I tried in this way.Let $E$ be a a finite extension of $\Bbb R$. Then $E$ is an algebraic extension of $\Bbb R$. Let $\alpha \in E-R$ .then $\exists p(x)\in \Bbb R[x]$ such that $p(\alpha)=0$. Surely $\deg(p(x)=2$ since otherwise it would be reducible.
Now $\Bbb R(\alpha)\cong \Bbb R[x]/<p(x)>$. Now $[\Bbb R(\alpha):\Bbb R]=2$ .Also $[\Bbb C:\Bbb R]=2\implies \Bbb R(\alpha)\cong \Bbb C$.
Since $\Bbb C$ is algebraically closed so is $\Bbb R(\alpha)$ and so it has no proper algebraic extensions.
Can I conclude from here that $E=\Bbb C$?
Please suggest steps if needed.I would be very grateful
You have already correctly deduced that the polynomial $p$ is of degree $2$ if $p$ is irreducible.

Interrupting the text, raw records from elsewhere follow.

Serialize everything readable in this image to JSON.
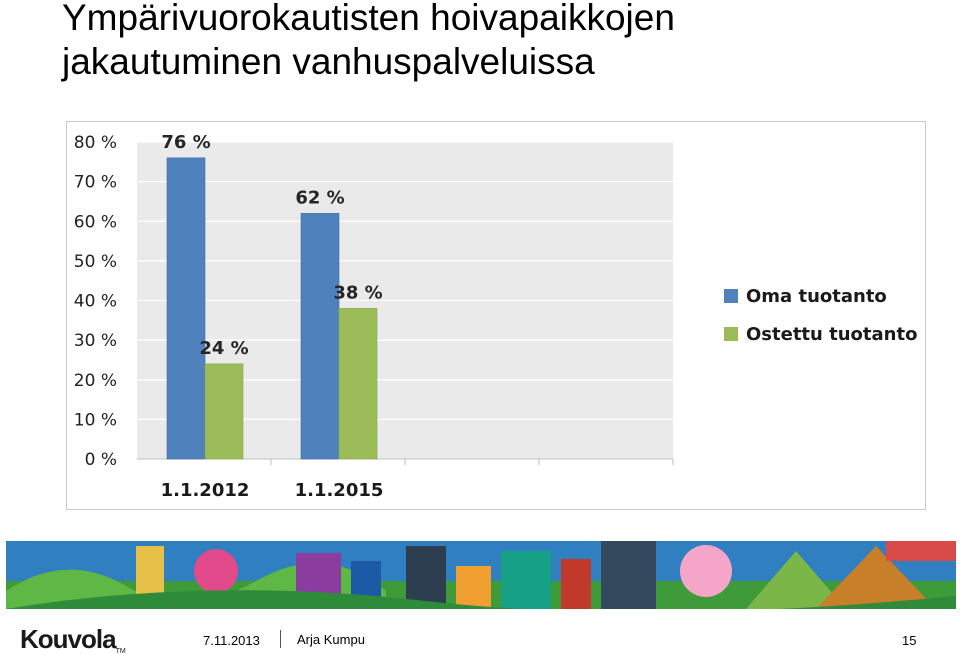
{
  "slide": {
    "title_lines": [
      "Ympärivuorokautisten hoivapaikkojen",
      "jakautuminen vanhuspalveluissa"
    ]
  },
  "chart_data": {
    "type": "bar",
    "categories": [
      "1.1.2012",
      "1.1.2015"
    ],
    "series": [
      {
        "name": "Oma tuotanto",
        "values": [
          76,
          62
        ],
        "labels": [
          "76 %",
          "62 %"
        ],
        "color": "#4f81bd"
      },
      {
        "name": "Ostettu tuotanto",
        "values": [
          24,
          38
        ],
        "labels": [
          "24 %",
          "38 %"
        ],
        "color": "#9bbb59"
      }
    ],
    "yticks": [
      "0 %",
      "10 %",
      "20 %",
      "30 %",
      "40 %",
      "50 %",
      "60 %",
      "70 %",
      "80 %"
    ],
    "ylim": [
      0,
      80
    ],
    "grid": true,
    "legend_position": "right",
    "plot_background": "#eaeaea"
  },
  "footer": {
    "logo_text": "Kouvola",
    "logo_tm": "TM",
    "date": "7.11.2013",
    "author": "Arja Kumpu",
    "page": "15"
  }
}
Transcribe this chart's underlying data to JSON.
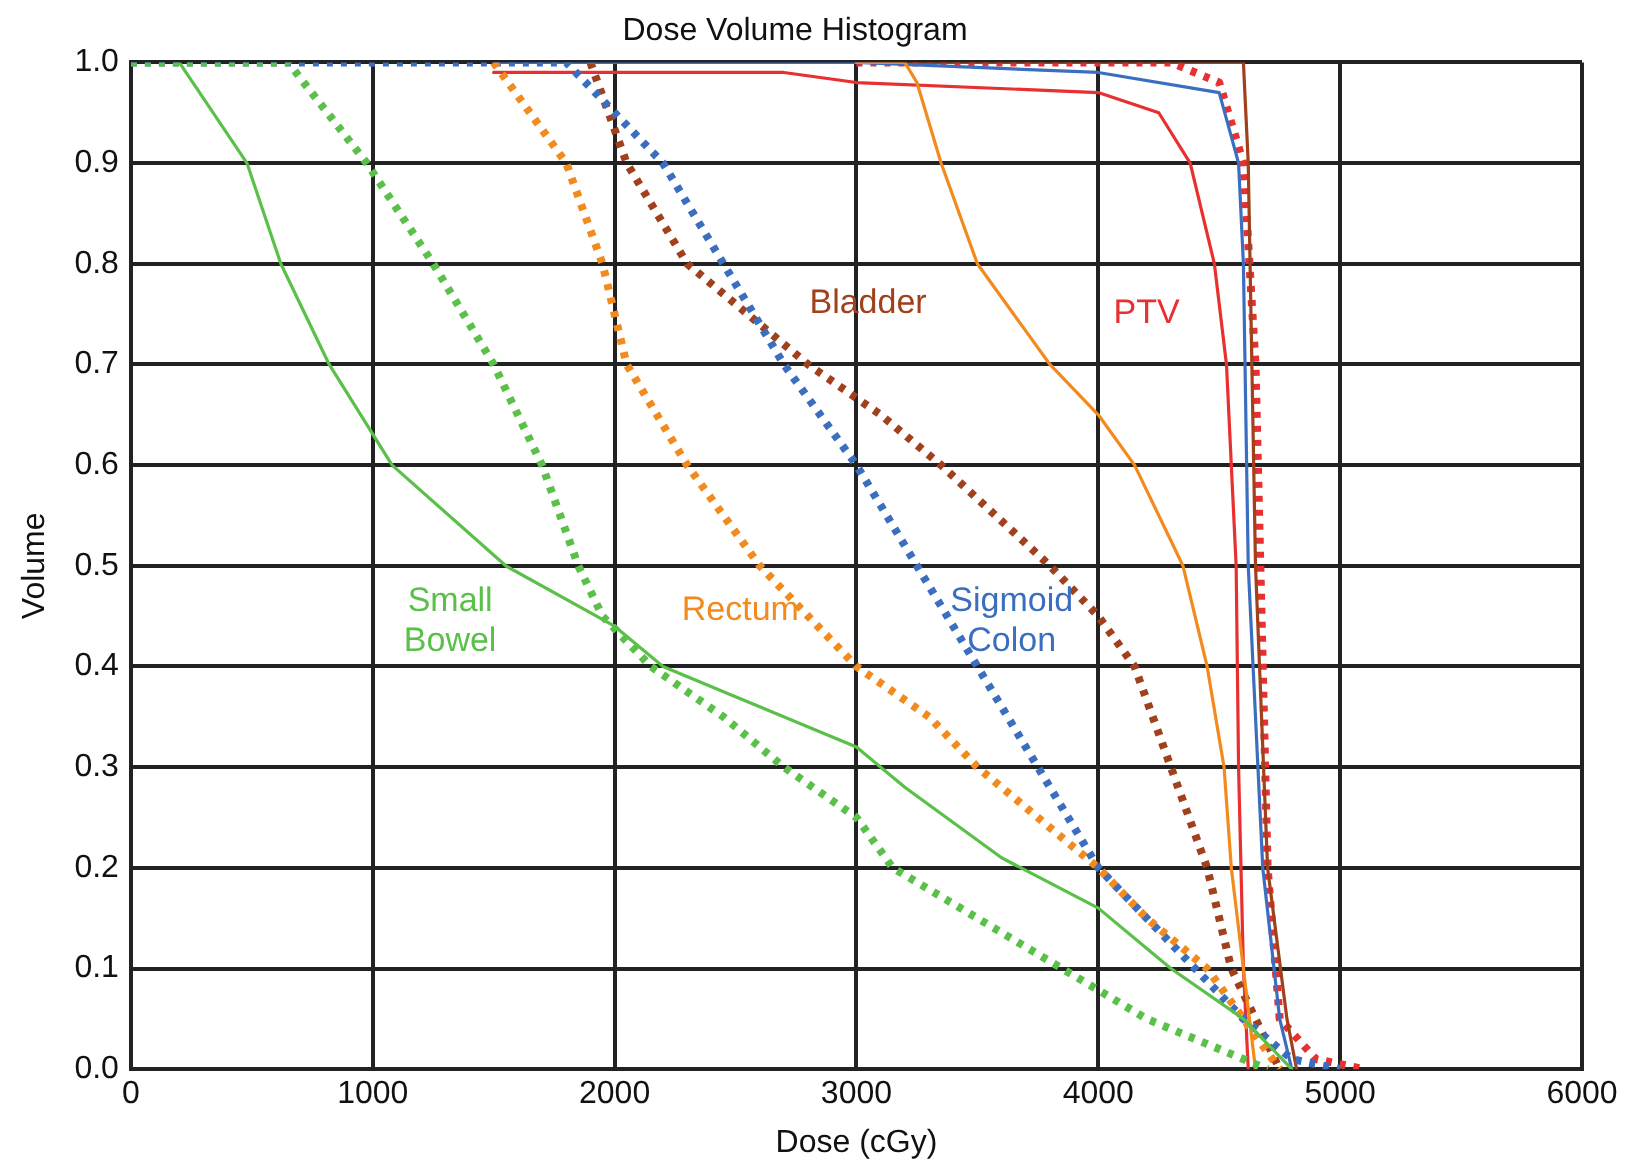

Therefore we have $$[\mathbb{R}(\alpha) : \mathbb{R}] = 2.$$ Moreover, since $\mathbb{C}$ is the algebraic closure of $\mathbb{R}$ there is an embedding from $\mathbb{R}(\alpha)$ to $\mathbb{C}$ and we can identify it with a subset, i.e. $\mathbb{R}(\alpha) \subseteq \mathbb{C}$. Now we have $$2 = [\mathbb{C} : \mathbb{R}] = [\mathbb{C} : \mathbb{R}(\alpha)] \cdot [\mathbb{R}(\alpha) : \mathbb{R}] = [\mathbb{C} : \mathbb{R}(\alpha)] \cdot 2.$$ We deduce $[\mathbb{C} : \mathbb{R}(\alpha)] = 1$ and thus $\mathbb{C} = \mathbb{R}(\alpha)$.